I’m thrown back into that time. I remember being in pain, but my memory of what hurt and how has faded with time. Instead, I remember Elder’s deep soothing voice. I was so scared, so disorientated, and his voice pulled me through the fog of terror.
I force myself to quit thinking about waking up and instead focus on the actual cryo chamber. The glass is cool to the touch, and I marvel at how slender the box is, how my arms and legs pressed against the glass as I struggled to escape.
My hands stop.
There—right where my heart would be if I were lying in the box now—is a single piece of paper, folded in half.
My hand shakes as I unfold it.
MILITARY PERSONNEL ABOARD GODSPEED
1. Katarzyna Bergé
4. Lee Hart
12. Mark Dixon
15. Frederick Krasczinsky
19. Brady MacPherson
22. Petr Plangariz
26. Theo Kennedy
29. Thomas Collins
30. Ximena Roge
33. Alastair Potter
34. Aigus Wu
38. Jeremy Doyle
39. Mariella Davis
41. Robert Martin
46. Grace Spivey
48. Dylan Farley
52. Iñes Gomez
58. Aislinn Keenan
63. Emma Bledsoe
67. Jagdish Iyer
69. Yuko Saitou
72. Huang Sun
78. Chibueze Kopano
81. Mary Douglass
94. Naoko Suzuki
99. Juliana Robertson
100. William Robertson
29
ELDER
AFTER REMINDING DOC TO STOP BY LIL’S HOME BEFORE taking Stevy’s body away, I help the Shippers inspect the City streets. Faces peer through windows as I pass. Sometimes I catch a meek glance marred by worry and fear, but more often the people glare down at me. They may have obeyed my curfew, but their eyes are defiant, angry.
My stomach roars—my last real meal was yesterday—and I only stop to eat when Marae insists. The streets are empty, but we don’t leave until the solar lamp clicks off. As I ride the grav tube up to the Shipper Level, I can’t help but notice that nearly every light is on in the City. I’m pretty sure I can guess what they’re staying awake to talk about.
Most of the Shippers remain in the City—they make their homes here, after all, only coming to the Shipper Level to work—but Marae follows me up the grav tube. As our footsteps ring out across the metal floor, I realize that tonight, after Marae leaves the Shipper Level and I return to the Keeper Level, I’ll be even more separated from the rest of the ship—two empty levels, all for me.
We make our way toward the whirr-churn-whirr of the engine. It’s dark inside the Engine Room, but the engine still casts a shadow. It smells of burnt grease, but it seems smaller in my eyes, now that I know it’s not moving the ship. Marae doesn’t look at it at all as she crosses the floor and goes straight to a thick, heavy door with a seal lock.
The Bridge.
I remember Eldest’s words for me before I started training—the Bridge is for the Shippers. I take care of the people, not the ship.

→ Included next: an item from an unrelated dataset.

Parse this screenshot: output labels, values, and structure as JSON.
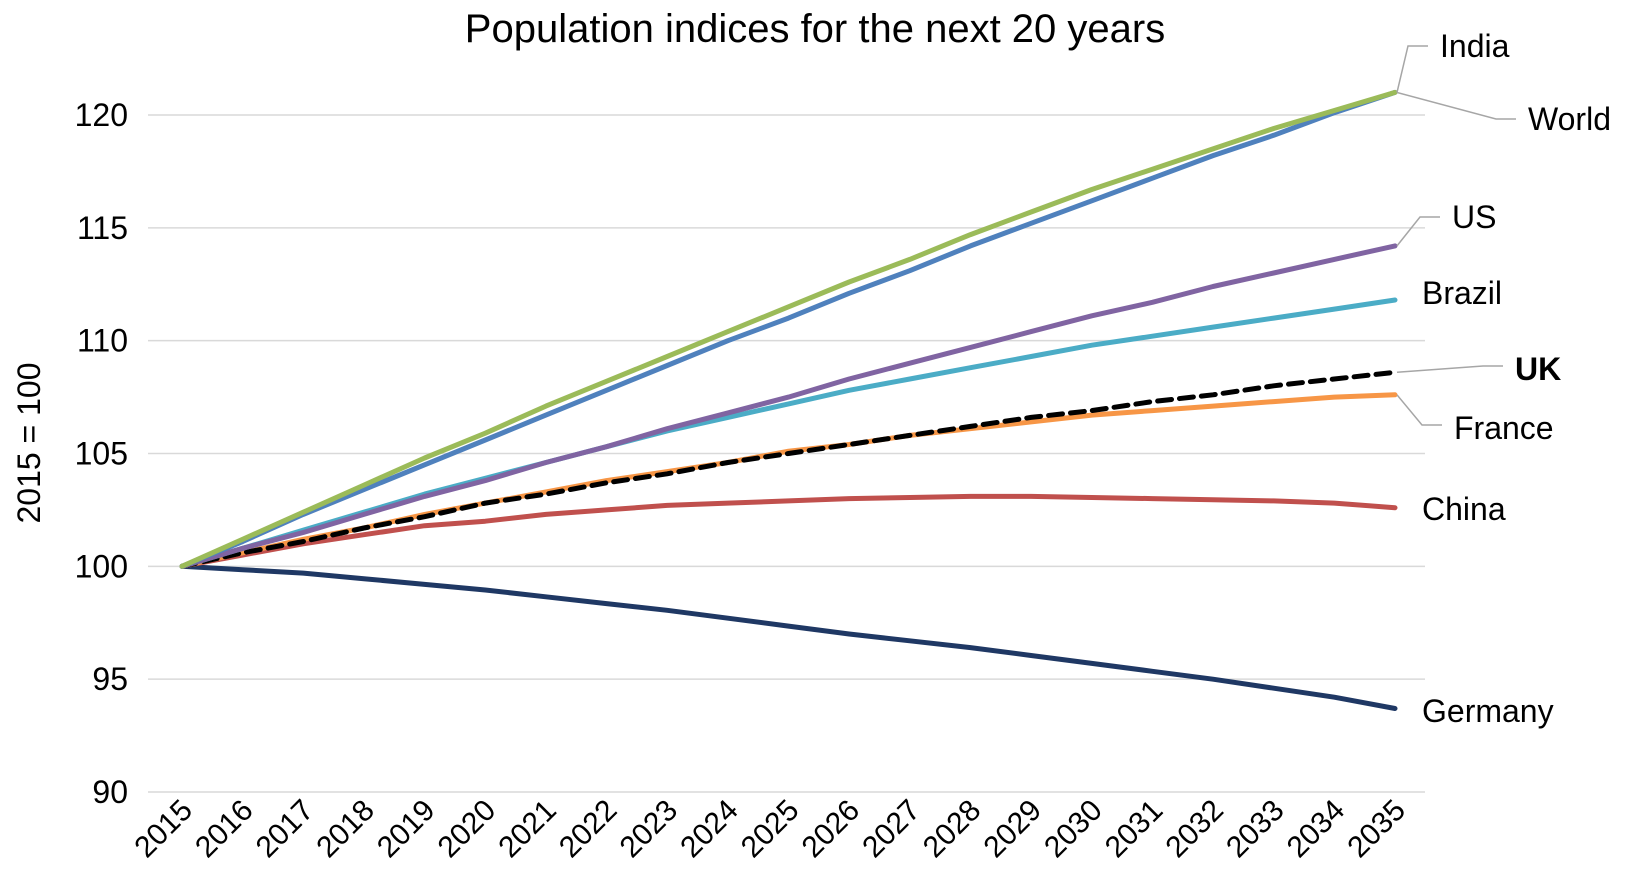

Marae opens the door and waits for me to enter first. An arched metal roof curves over the Bridge. The room is a pointed oval, drawing me to the front of it. There are two rows of desks with monitors protruding from them. A giant V-shaped control panel is built into the front of the room.
I sit down at the control panel and try to imagine what it would be like to steer this massive ship down to the new Earth.
But I can’t. . . . The idea is so impossible to me that I can’t even imagine being the triumphant leader who lands the ship.
I jump up from the chair. Eldest was right. I don’t belong here.
Marae stands in front of one of the control panels. There are two screens there, both blank. One is labeled COMMUNICATION, the other NAVIGATION. “I was working on this today, as you requested, when you commed me to help with the . . . with the trouble,” she says, brushing her fingers over the metal navigation label.